Выбрать главу

Интересы его и правда лежали в другой области. Он давно уже много читал, упорно учился, сдал экзамены за курс средней школы и сумел устроиться помощником учителя, притом в настоящей городской школе. Год спустя он получил стипендию на педагогическом факультете Лондонского университета. Это определило его дальнейшую жизнь.

Приход Уэллса в Лондонский университет означал для него приобщение к миру науки и к миру литературы. Его любимым учителем стал Томас Генри Хаксли (Гекели) — ученик и друг Дарвина, сумевший перенять не только научную, но и гуманитарную традицию основателя новой биологии. Дарвиновское «Происхождение видов» не раз называли потом большим явлением литературы, Томас Хаксли завоевал огромный литературный авторитет уже при жизни, хотя говорил только о науке. Но этот разговор вел человек, уверенный, что наука проникает собой весь мир и что не должно быть резко очерченных границ между нею и литературой. «Я всю жизнь испытывал острое наслаждение, встречаясь с красотой, которую предлагают нам природа и искусство, — писал он.— Физика, надо думать, сумеет когда-нибудь сообщить... точные физические условия... при которых возникает это удивительное и восторженное ощущение красоты. Но если такой день и придет, наслаждение и восторг при созерцании красоты останутся, как прежде, за пределами мира, истолкованного физикой». Искусство не было для Хаксли способом передачи истины, найденной наукой. Он справедливо считал его самостоятельным путем исследования мира и нахождения истины. Но Хаксли при этом твердо верил, что художник, чей разум развился в общении с наукой, всегда имеет преимущества перед художником, к ней безразличным. Отвернуться от науки, говорил он, значит отвернуться от современности, от ее задач, отказаться мыслить в ее масштабах. Ведь наука и литература восходят к чему-то более высокому — культуре, являются частями ее, и у них общая цель: решить вопрос о месте человека в природе и его отношении ко вселенной, о пределах власти человека над природой и власти природы над ним, о смысле жизни.

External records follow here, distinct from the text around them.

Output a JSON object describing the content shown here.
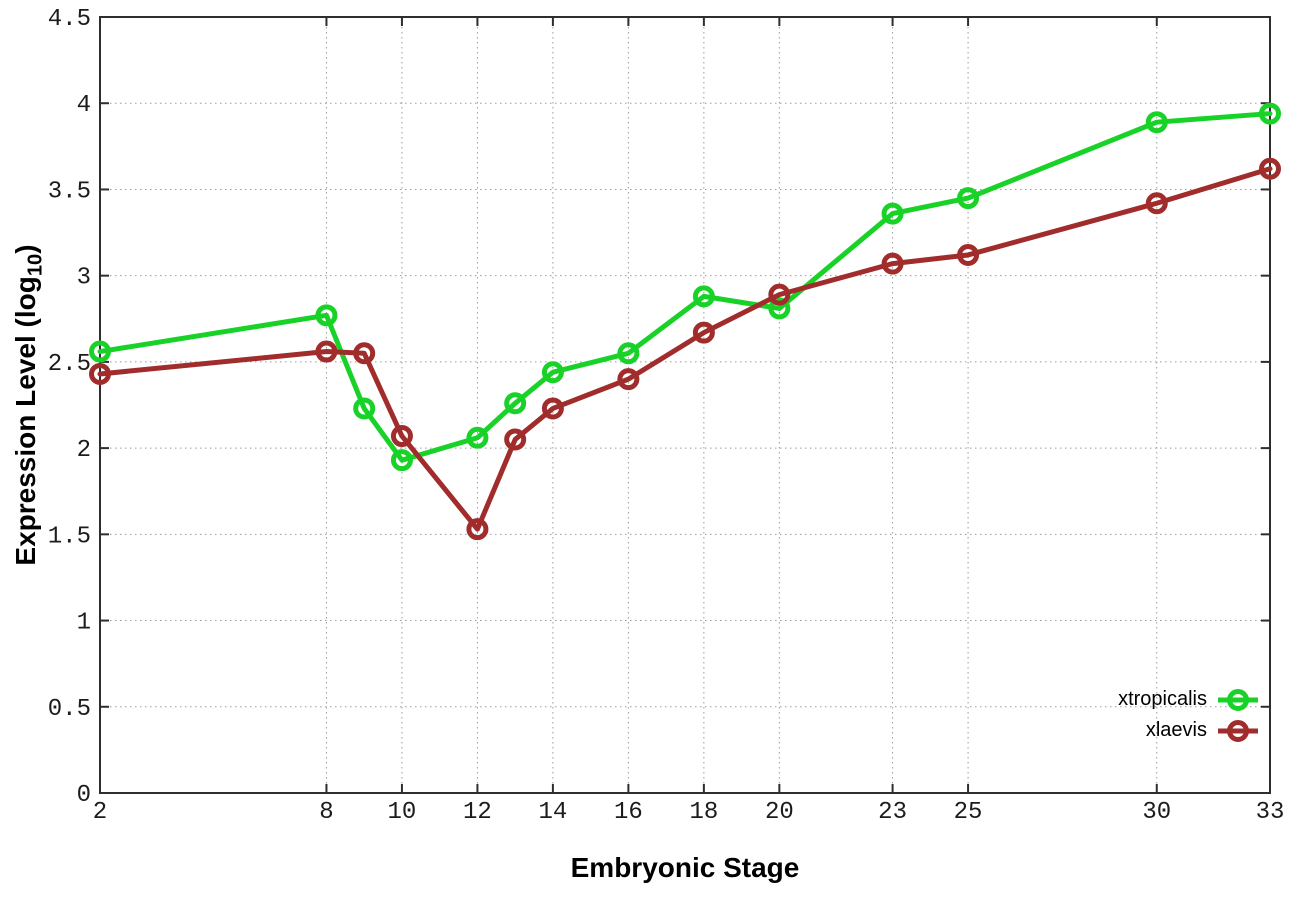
{
  "chart_data": {
    "type": "line",
    "title": "",
    "xlabel": "Embryonic Stage",
    "ylabel": "Expression Level (log10)",
    "ylabel_parts": {
      "prefix": "Expression Level (log",
      "sub": "10",
      "suffix": ")"
    },
    "x": [
      2,
      8,
      9,
      10,
      12,
      13,
      14,
      16,
      18,
      20,
      23,
      25,
      30,
      33
    ],
    "series": [
      {
        "name": "xtropicalis",
        "color": "#19d228",
        "values": [
          2.56,
          2.77,
          2.23,
          1.93,
          2.06,
          2.26,
          2.44,
          2.55,
          2.88,
          2.81,
          3.36,
          3.45,
          3.89,
          3.94
        ]
      },
      {
        "name": "xlaevis",
        "color": "#a12c2c",
        "values": [
          2.43,
          2.56,
          2.55,
          2.07,
          1.53,
          2.05,
          2.23,
          2.4,
          2.67,
          2.89,
          3.07,
          3.12,
          3.42,
          3.62
        ]
      }
    ],
    "xlim": [
      2,
      33
    ],
    "ylim": [
      0,
      4.5
    ],
    "xticks": [
      2,
      8,
      10,
      12,
      14,
      16,
      18,
      20,
      23,
      25,
      30,
      33
    ],
    "yticks": [
      0,
      0.5,
      1,
      1.5,
      2,
      2.5,
      3,
      3.5,
      4,
      4.5
    ],
    "ytick_labels": [
      "0",
      "0.5",
      "1",
      "1.5",
      "2",
      "2.5",
      "3",
      "3.5",
      "4",
      "4.5"
    ],
    "grid": true,
    "grid_style": "dotted",
    "legend_position": "bottom-right-inside",
    "marker": "open-circle",
    "line_width": 5,
    "background": "#ffffff",
    "border_color": "#2e2e2e",
    "grid_color": "#9b9b9b"
  }
}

Хаксли и сам пытался в пределах научной публицистики ответить на эти вопросы. Он говорил о науке, людях, общественных условиях и установлениях честно, прямо, бескомпромиссно. Пропагандируя революционную теорию Дарвина, он доказывал, что перемены — общий закон жизни. Его слова звучали вызовом по отношению к викторианской Англии с ее догмами и предрассудками. Ревнители старины поносили Хаксли, у молодых людей, подобных Уэллсу, он вызывал поклонение и восторг.

Можно без преувеличения сказать, что, воспитывая из Уэллса ученого, Хаксли воспитывал из него писателя и просветителя. Сочетание скрупулезной верности фактам с очень широким их осмыслением и смелостью предположений — вот что приобрел у него будущий писатель. Впоследствии это скажется на всем: и на теории романа, предложенной Уэллсом (он называл его «роман, вобравший в себя всю жизнь»), и на его научной фантастике, и на его подходе к самым разным областям жизни.

Но до момента, когда Уэллс осуществит свое предназначение, пройдет немалый срок. Университет ему удалось окончить не сразу. После выхода из университета он еще некоторое время преподавал биологию в школе и в заочном колледже. Только в 1893 году Уэллс начал жить литературным трудом.

Писал Уэллс давно, по сути дела, с детства, и печататься тоже начал достаточно рано. В 1887 году он опубликовал в небольшом университетском журнале «Сайенс скулз джорнал» «Рассказ о XX веке», представлявший собой нечто среднее между сатирой, научной фантастикой и пародией на нее. Год спустя начал печатать в том же журнале повесть «Аргонавты хроноса», но не сумел закончить. Потом потянулись годы, почти целиком отданные журналистике. Уэллс, можно было подумать, отказался от мечты писать повести и романы...

В действительности дело обстояло иначе. Неоконченная повесть не давала забыть о себе. Он пробовал все новые ее варианты и не мог остановиться ни на одном. Он чувствовал: найдено что-то интересное, важное, значительное, и тем более не решался привести в исполнение какой-либо из зарождавшихся замыслов. Каждый из них казался чем-то очень частным по отношению к общей идее. В конце концов он все-таки отдал предпочтение одному варианту. Из него возникла шесть лет спустя после «Аргонавтов хроноса» «Машина времени». Неиспользованные же варианты послужили основой для других произведений.